Point 3: Testifying to God’s work changes culture (vv19-28)

Look at what is possible. Daniel’s deliverance results in people who don’t know God, who are far from God to testify about God. This statement made by the king is a doxology—it’s praise, thanksgiving, it’s a recognition of who God is.

The world we occupy would drastically change if just 1 person we know who is far from God would worship our God because we testified about God’s faithfulness in our lives.

Can you testify to God’s work in your life to just one person this week? I’m not talking about winning them over through arguments and debate. I’m just talking about testifying about how flawed you are and how God continues to bless you despite your flaws and how God invites those who are flawed to be his children.

We are missionaries to our woke public schools or our un-woke Christian schools. We are missionaries as fathers, mothers, children, salespeople, managers, ceos, doctors, lawyers, engineers, assistants, servers, welders, builders.

There are so many people who will never know the gospel if we will not testify to God’s work in loves. Don’t squander this opportunity because that is what we are called.

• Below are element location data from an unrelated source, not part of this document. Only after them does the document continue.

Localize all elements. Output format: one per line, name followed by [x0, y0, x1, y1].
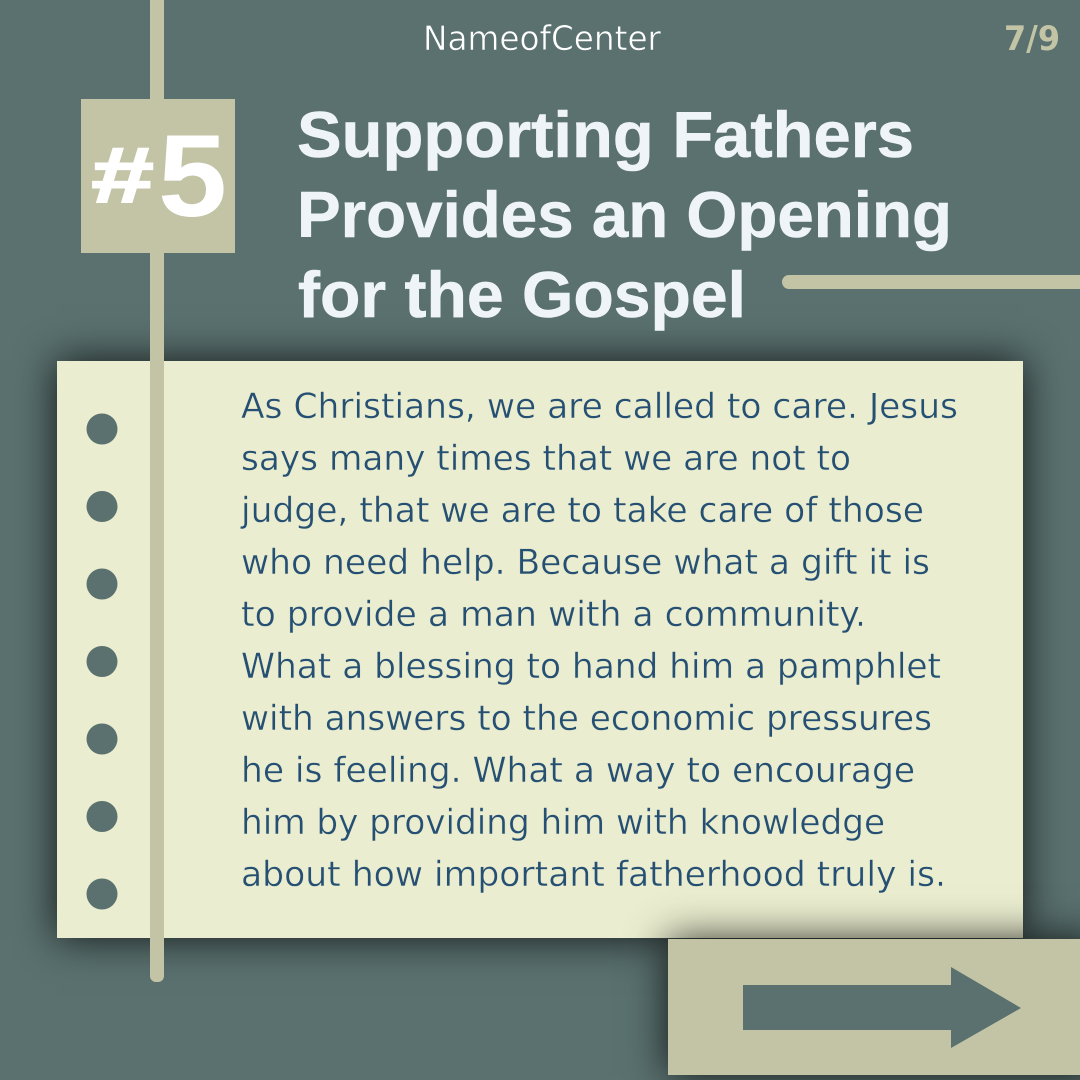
notebook panel [57, 361, 1023, 938]
title: for the Gospel [298, 258, 746, 331]
punched hole dots [86, 414, 118, 910]
body text: to provide a man with a community. [241, 595, 866, 635]
body text: judge, that we are to take care of those [240, 491, 924, 531]
title: Supporting Fathers [297, 98, 914, 171]
next-page box [668, 939, 1080, 1075]
vertical rod [150, 0, 164, 982]
body text: about how important fatherhood truly is. [241, 855, 946, 895]
title: Provides an Opening [297, 178, 952, 251]
badge text: # [90, 131, 153, 219]
page counter: 7/9 [1004, 19, 1060, 59]
body text: who need help. Because what a gift it is [241, 543, 930, 583]
body text: him by providing him with knowledge [241, 803, 885, 843]
body text: with answers to the economic pressures [241, 699, 932, 739]
number badge [81, 99, 235, 253]
badge text: 5 [158, 110, 227, 241]
body text: What a blessing to hand him a pamphlet [241, 647, 941, 687]
body text: says many times that we are not to [241, 439, 851, 479]
icon: arrow [743, 967, 1021, 1048]
horizontal accent line [782, 275, 1080, 289]
title [297, 98, 952, 331]
badge text [90, 110, 227, 241]
header: center name: NameofCenter [423, 19, 661, 59]
body text: he is feeling. What a way to encourage [241, 751, 915, 791]
body text: As Christians, we are called to care. Jesus [241, 387, 958, 427]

I only accepted Jesus as my lord and savior because somebody was willing to befriend a non-Christian and risk his own pride and reputation to share the gospel. My friend knew that he could be faithful because God has been so faithful to him despite the many wrong turns he took in his own life. He knew  that God would take his friend, who was so far from him, and redeem him. That one day, despite all the kicking and fighting, he would submit to God and testify that God is faithful.

That’s the reason all of us started following Jesus, because somebody in our lives postured themselves humbly before God and shared the gospel.

This is the gospel:

God sent his one and only begotten Son Jesus, to become our Christ. Jesus, although in the form of God, humbled himself to become human, to live sinless and die for our sins in accordance with the Scriptures to fulfill the justice necessary to bring us reconciliation with God, the Father.

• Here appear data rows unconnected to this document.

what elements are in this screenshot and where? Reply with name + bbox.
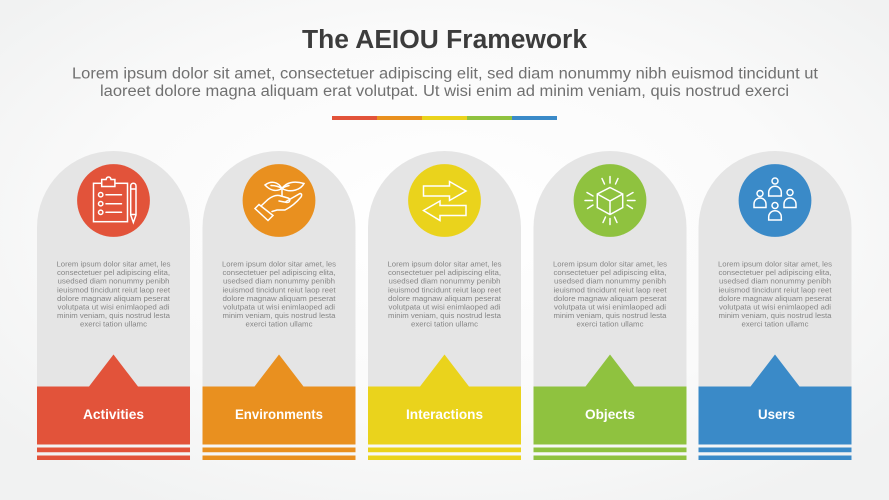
panel: Users [698,151,852,460]
subtitle text block: laoreet dolore magna aliquam erat volutpat. Ut wisi enim ad minim veniam, quis nostrud exerci [100,83,789,100]
label band with pointer [37,354,190,444]
base stripes [37,448,190,460]
panel: Environments [202,151,356,460]
description text: exerci tation ullamc [246,320,313,329]
description text [718,260,832,329]
base stripes [368,448,521,460]
label: Activities [83,406,144,422]
description text: minim veniam, quis nostrud lesta [222,311,336,320]
card background [368,151,521,387]
description text: dolore magnaw aliquam peserat [388,294,502,303]
description text: volutpata ut wisi enimlaoped adi [58,302,170,312]
description text: Lorem ipsum dolor sitar amet, les [553,260,667,268]
panel: Objects [534,151,686,460]
description text: ieuismod tincidunt reiut laop reet [57,285,171,294]
label band with pointer [534,354,686,444]
description text: ieuismod tincidunt reiut laop reet [718,285,832,294]
description text: usedsed diam nonummy penibh [58,277,170,286]
description text: volutpata ut wisi enimlaoped adi [554,302,666,312]
label band with pointer [698,354,852,444]
base stripes [202,448,356,460]
description text: volutpata ut wisi enimlaoped adi [223,302,335,312]
description text [222,260,336,329]
icon: hand holding plant [243,164,315,237]
label: Users [758,406,795,422]
subtitle text block: Lorem ipsum dolor sit amet, consectetuer adipiscing elit, sed diam nonummy nibh euismod tincidunt ut [72,66,819,82]
description text: usedsed diam nonummy penibh [388,277,500,286]
card background [202,151,356,387]
description text: volutpata ut wisi enimlaoped adi [719,302,831,312]
card background [37,151,190,387]
description text: dolore magnaw aliquam peserat [222,294,336,303]
description text: consectetuer pel adipiscing elita, [718,268,832,277]
description text: exerci tation ullamc [742,320,809,329]
base stripes [534,448,686,460]
label band with pointer [202,354,356,444]
description text [388,260,502,329]
card background [698,151,852,387]
panel: Interactions [368,151,521,460]
label: Interactions [406,406,483,422]
description text: Lorem ipsum dolor sitar amet, les [718,260,832,268]
description text: ieuismod tincidunt reiut laop reet [554,285,667,294]
multicolour divider bar [332,116,557,120]
description text: consectetuer pel adipiscing elita, [222,268,336,277]
description text: dolore magnaw aliquam peserat [554,294,667,303]
icon: exchange arrows [408,164,481,237]
description text: ieuismod tincidunt reiut laop reet [388,285,502,294]
description text: Lorem ipsum dolor sitar amet, les [222,260,336,268]
description text: exerci tation ullamc [80,320,147,329]
description text: minim veniam, quis nostrud lesta [718,311,832,320]
icon: group of users [739,164,811,237]
card background [534,151,686,387]
description text: Lorem ipsum dolor sitar amet, les [388,260,502,268]
icon: glowing cube [574,164,646,237]
description text: volutpata ut wisi enimlaoped adi [388,302,501,312]
subtitle text block [72,66,819,100]
description text: Lorem ipsum dolor sitar amet, les [56,260,171,268]
description text [56,260,171,329]
base stripes [698,448,852,460]
description text: consectetuer pel adipiscing elita, [388,268,501,277]
panel: Activities [37,151,190,460]
icon: clipboard and pencil [77,164,150,237]
label: Environments [235,406,323,422]
description text: usedsed diam nonummy penibh [554,277,666,286]
label: Objects [585,406,635,422]
description text: minim veniam, quis nostrud lesta [554,311,667,320]
description text: exerci tation ullamc [576,320,644,329]
description text: minim veniam, quis nostrud lesta [57,311,171,320]
label band with pointer [368,354,521,444]
description text [553,260,667,329]
description text: usedsed diam nonummy penibh [719,277,831,286]
description text: ieuismod tincidunt reiut laop reet [222,285,336,294]
description text: usedsed diam nonummy penibh [223,277,335,286]
description text: consectetuer pel adipiscing elita, [554,268,666,277]
description text: consectetuer pel adipiscing elita, [57,268,170,277]
description text: exerci tation ullamc [411,320,478,329]
title: The AEIOU Framework [302,26,588,54]
description text: dolore magnaw aliquam peserat [718,294,832,303]
description text: dolore magnaw aliquam peserat [57,294,171,303]
description text: minim veniam, quis nostrud lesta [388,311,502,320]
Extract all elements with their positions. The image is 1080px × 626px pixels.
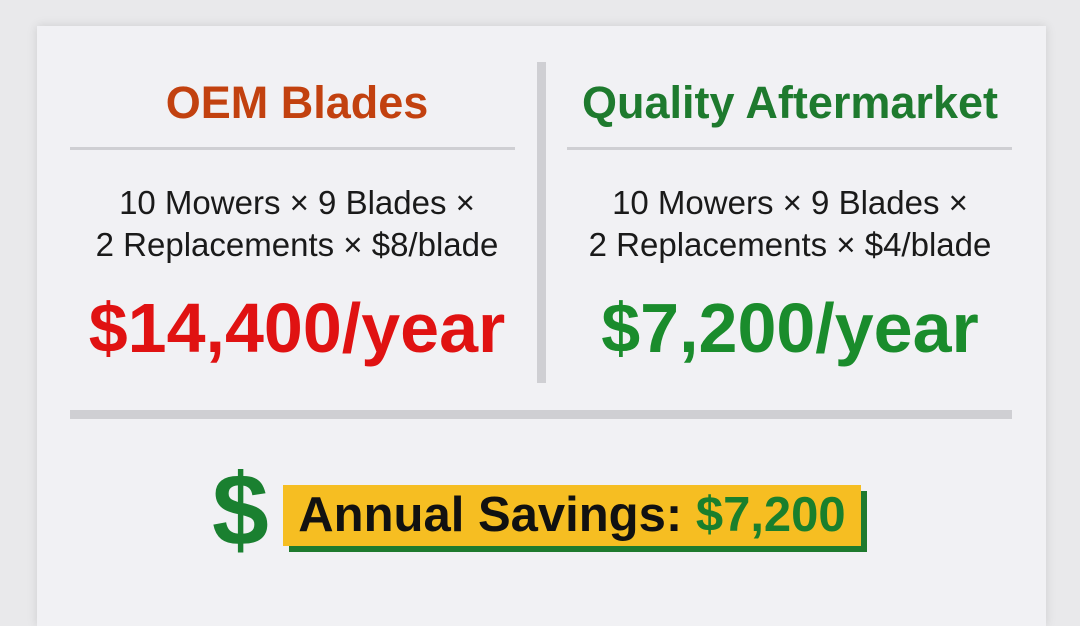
text: OEM formula: 10 Mowers × 9 Blades × (119, 184, 475, 221)
panel: OEM (70, 77, 515, 367)
panel: Aftermarket (567, 77, 1012, 367)
number: aftermarket cost: $7,200/year (601, 289, 979, 367)
text: aftermarket formula (589, 184, 991, 263)
text: OEM formula: 2 Replacements × $8/blade (96, 226, 498, 263)
text: aftermarket formula: 2 Replacements × $4/blade (589, 226, 991, 263)
text: aftermarket formula: 10 Mowers × 9 Blades × (612, 184, 968, 221)
number: OEM cost: $14,400/year (89, 289, 505, 367)
heading: OEM Blades: OEM Blades (166, 77, 428, 128)
callout: annual savings: Annual Savings: $7,200 (298, 488, 846, 542)
text: OEM formula (96, 184, 498, 263)
icon: dollar sign: $ (212, 453, 269, 567)
heading: Quality Aftermarket: Quality Aftermarket (582, 77, 998, 128)
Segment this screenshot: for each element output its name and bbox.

Jesus was crucified on a cross, died, and was buried. But sin and death could not hold Jesus. He was raised on the third day in by the power of God. In faith, we receive salvation, not by our works, but by grace, as a gift from God.

  • If you never accepted the gospel, receive it now in faith, confessing Jesus as your savior, your Messiah.
  • If you’ve been a follower of Jesus but haven’t considered your commission until now, your time is now.

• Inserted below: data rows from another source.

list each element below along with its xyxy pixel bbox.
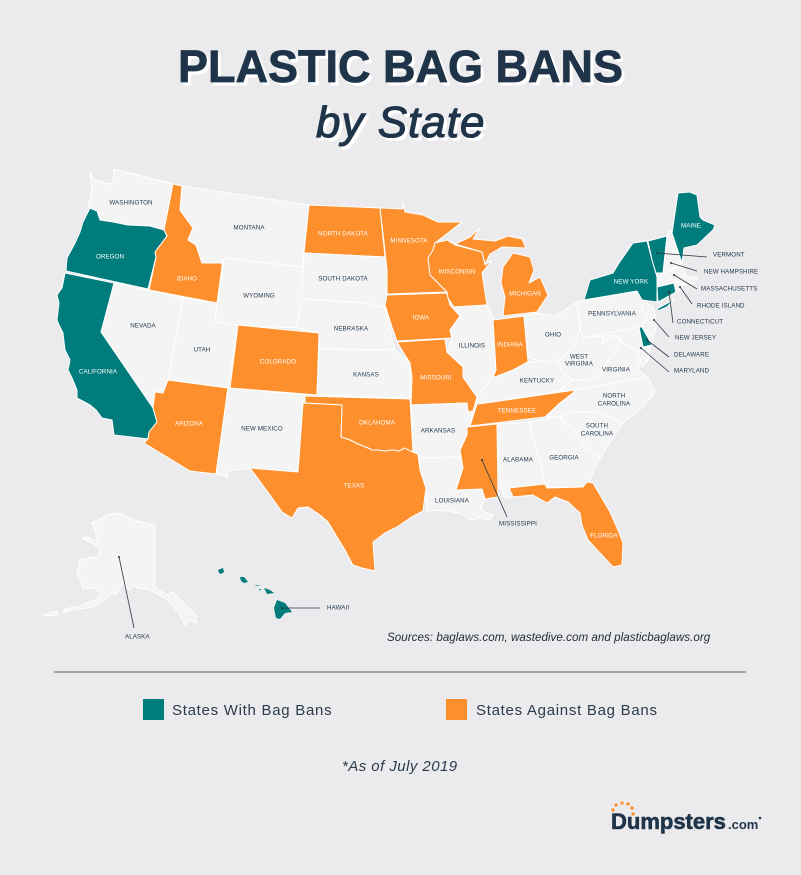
callout: Hawaii: HAWAII <box>327 604 349 612</box>
title: by State <box>316 98 485 147</box>
state: South Carolina: CAROLINA <box>581 430 614 438</box>
state: Iowa <box>385 293 460 341</box>
state: Michigan <box>455 228 548 316</box>
state: Colorado <box>230 325 319 395</box>
state: Alaska <box>43 513 196 625</box>
state: Arkansas <box>411 403 473 458</box>
state: Ohio <box>524 302 580 362</box>
state: Maryland <box>582 327 650 367</box>
map of the contiguous United States <box>57 169 715 571</box>
state: Texas: TEXAS <box>344 482 364 490</box>
state: Alabama: ALABAMA <box>503 456 534 464</box>
state: Missouri <box>397 339 477 412</box>
state: Kansas: KANSAS <box>353 372 379 378</box>
state: Indiana: INDIANA <box>497 342 524 348</box>
state: Nebraska <box>297 299 395 350</box>
callout: Delaware <box>646 339 709 358</box>
state: North Carolina <box>545 377 655 423</box>
state: Kentucky <box>477 361 572 404</box>
state: Alabama <box>497 422 545 498</box>
state: Tennessee: TENNESSEE <box>498 408 536 414</box>
state: Wisconsin: WISCONSIN <box>439 268 475 276</box>
state: Iowa: IOWA <box>413 314 430 322</box>
state: Louisiana: LOUISIANA <box>435 498 470 504</box>
state: Illinois <box>447 305 496 397</box>
state: New York <box>584 241 675 311</box>
state: Idaho <box>149 184 222 303</box>
callout: Mississippi: MISSISSIPPI <box>499 520 537 528</box>
callout: Rhode Island: RHODE ISLAND <box>697 302 745 310</box>
state: Minnesota: MINNESOTA <box>390 238 428 244</box>
state: New York: NEW YORK <box>614 278 649 286</box>
state: Oklahoma: OKLAHOMA <box>359 420 396 426</box>
callout: New Hampshire: NEW HAMPSHIRE <box>704 268 758 276</box>
state: California <box>57 273 157 439</box>
logo: Dumpsters.com: .com <box>728 817 758 832</box>
logo: Dumpsters.com: Dumpsters <box>611 809 726 834</box>
state: Illinois: ILLINOIS <box>459 342 485 350</box>
legend: states with bag bans: States With Bag Bans <box>172 702 332 719</box>
callout: Delaware: DELAWARE <box>674 352 709 358</box>
state: Tennessee <box>470 390 575 426</box>
state: West Virginia: VIRGINIA <box>565 360 594 368</box>
legend: states against bag bans: States Against Bag Bans <box>476 702 658 719</box>
state: North Carolina: NORTH <box>603 392 625 400</box>
state: Wyoming: WYOMING <box>243 292 275 300</box>
state: South Dakota: SOUTH DAKOTA <box>318 276 369 282</box>
state: New Mexico: NEW MEXICO <box>241 426 283 432</box>
sources note: Sources: baglaws.com, wastedive.com and plasticbaglaws.org <box>387 631 711 644</box>
state: California: CALIFORNIA <box>79 368 118 376</box>
state: New Mexico <box>216 388 305 477</box>
state: South Carolina: SOUTH <box>586 422 608 430</box>
state: Wyoming <box>215 258 302 328</box>
state: North Carolina: CAROLINA <box>598 400 631 408</box>
state: Connecticut <box>657 283 676 302</box>
callout: Alaska: ALASKA <box>125 634 150 640</box>
state: Georgia: GEORGIA <box>549 454 580 462</box>
state: Pennsylvania <box>577 291 647 338</box>
state: West Virginia: WEST <box>570 354 588 360</box>
callout: Vermont: VERMONT <box>713 252 745 258</box>
callout: New Jersey: NEW JERSEY <box>675 334 716 342</box>
callout: Alaska <box>118 556 150 640</box>
state: West Virginia <box>557 335 622 380</box>
state: Florida: FLORIDA <box>590 532 619 540</box>
state: Delaware <box>639 327 652 347</box>
state: Georgia <box>529 417 600 488</box>
callout: New Jersey <box>653 319 716 342</box>
state: Arkansas: ARKANSAS <box>421 428 455 434</box>
state: Virginia: VIRGINIA <box>602 366 631 374</box>
callout: Rhode Island <box>679 286 745 310</box>
callout: Massachusetts <box>673 274 757 292</box>
callout: Vermont <box>656 252 745 258</box>
state: Oklahoma <box>305 396 418 454</box>
state: Arizona: ARIZONA <box>175 420 204 428</box>
state: Nebraska: NEBRASKA <box>334 326 369 332</box>
legend: states with bag bans <box>143 699 332 720</box>
state: Montana <box>180 186 309 267</box>
state: Wisconsin <box>428 240 492 307</box>
title: by State <box>319 101 488 150</box>
state: Oregon: OREGON <box>96 254 124 260</box>
callout: New Hampshire <box>670 262 758 276</box>
state: Pennsylvania: PENNSYLVANIA <box>588 310 637 318</box>
state: Oregon <box>66 208 167 289</box>
state: Maine: MAINE <box>681 222 701 230</box>
state: Florida <box>509 482 623 567</box>
state: Maine <box>672 192 715 263</box>
callout: Mississippi <box>481 459 537 528</box>
callout: Connecticut <box>668 291 723 326</box>
state: Kentucky: KENTUCKY <box>520 378 554 384</box>
state: Nevada <box>101 283 183 408</box>
state: Washington: WASHINGTON <box>109 200 153 206</box>
state: Utah <box>168 298 238 388</box>
state: Indiana <box>492 316 528 379</box>
state: Arizona <box>144 380 228 474</box>
callout: Maryland <box>640 347 710 374</box>
state: Texas <box>250 403 426 571</box>
state: North Dakota: NORTH DAKOTA <box>318 230 369 238</box>
state: Montana: MONTANA <box>233 224 265 232</box>
state: Hawaii islands <box>218 568 292 619</box>
state: Vermont <box>648 236 667 273</box>
legend <box>143 699 658 720</box>
state: Ohio: OHIO <box>545 332 561 338</box>
state: North Dakota <box>304 205 385 257</box>
title <box>178 41 626 150</box>
state: South Dakota <box>302 253 388 308</box>
title: PLASTIC BAG BANS <box>178 41 623 92</box>
state: Massachusetts <box>657 267 697 287</box>
state: Virginia <box>560 335 648 391</box>
date footnote: *As of July 2019 <box>342 758 458 775</box>
state: Colorado: COLORADO <box>260 358 296 366</box>
legend: states against bag bans <box>446 699 658 720</box>
state: Minnesota <box>380 202 462 294</box>
callout: Massachusetts: MASSACHUSETTS <box>701 286 757 292</box>
callout: Maryland: MARYLAND <box>674 368 710 374</box>
state: Kansas <box>317 349 410 398</box>
state: Utah: UTAH <box>194 346 210 354</box>
callouts for small states <box>118 252 758 640</box>
state: Louisiana <box>419 457 493 520</box>
state: New Jersey <box>642 300 657 343</box>
state: Rhode Island <box>674 281 682 292</box>
state: Mississippi <box>456 424 498 499</box>
state: Michigan: MICHIGAN <box>509 290 541 298</box>
state: South Carolina <box>560 412 623 458</box>
callout: Hawaii <box>281 604 349 612</box>
callout: Connecticut: CONNECTICUT <box>677 318 723 326</box>
logo: Dumpsters.com <box>611 802 761 834</box>
state: Idaho: IDAHO <box>177 276 197 282</box>
title: PLASTIC BAG BANS <box>181 44 626 95</box>
state: Washington <box>88 169 173 230</box>
state: New Hampshire <box>663 230 682 274</box>
state: Missouri: MISSOURI <box>420 374 452 382</box>
state: Nevada: NEVADA <box>130 322 157 330</box>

Go live boldly on mission. God demonstrates his power to us so we can be faithful. Let your life testify to God’s work.

We are his children, we live faithfully through his spirit, to make disciples of all nations, baptizing them in the name of the Father and of the Son and of the Holy Spirit, teaching them to observe all that Jesus commanded.

God’s already demonstrating his power in your life. Now, go boldly share your testimony with somebody.

Let’s pray.

Father in heaven, thank you for sending your son to rescue us. God, we want to be faithful to the mission you called us. We know that you want us to share this incredible good news to everybody around us, but it’s so hard to start, it’s so hard to be bold. God, we believe you are giving us courage today. You are giving us the words, you are identifying the people and places.

  • God, the neighbors that we didn’t expect to be friendly to us, thank you for opening those doors.
  • God, the teachers that don’t have the same worldview as us, thank you for allowing our children to be a part of their classrooms.
  • Lord, the co-workers that we have, who ostracize us… God, yes, thank you for allowing us to be witnesses to them.
  • The families and relatives who don’t know, who tell us that we’re lost, Lord, let us bless them.

Those of us who need to receive your gospel; let them receive it wholeheartedly. Let them receive it with thanksgiving. Let them receive it without doubt. Let it saturate every facet of their lives. Let it transform them. Let the ways they used to live die and be buried with you. Father, resurrect a new life, a new way of living for them.

Do not allow the world and the troubles we face fill us with doubt. Fill us with satisfaction, with resolve. We want to be faithful. Help us be faithful to you in this work. We pray all these things in Jesus precious, holy name. Amen.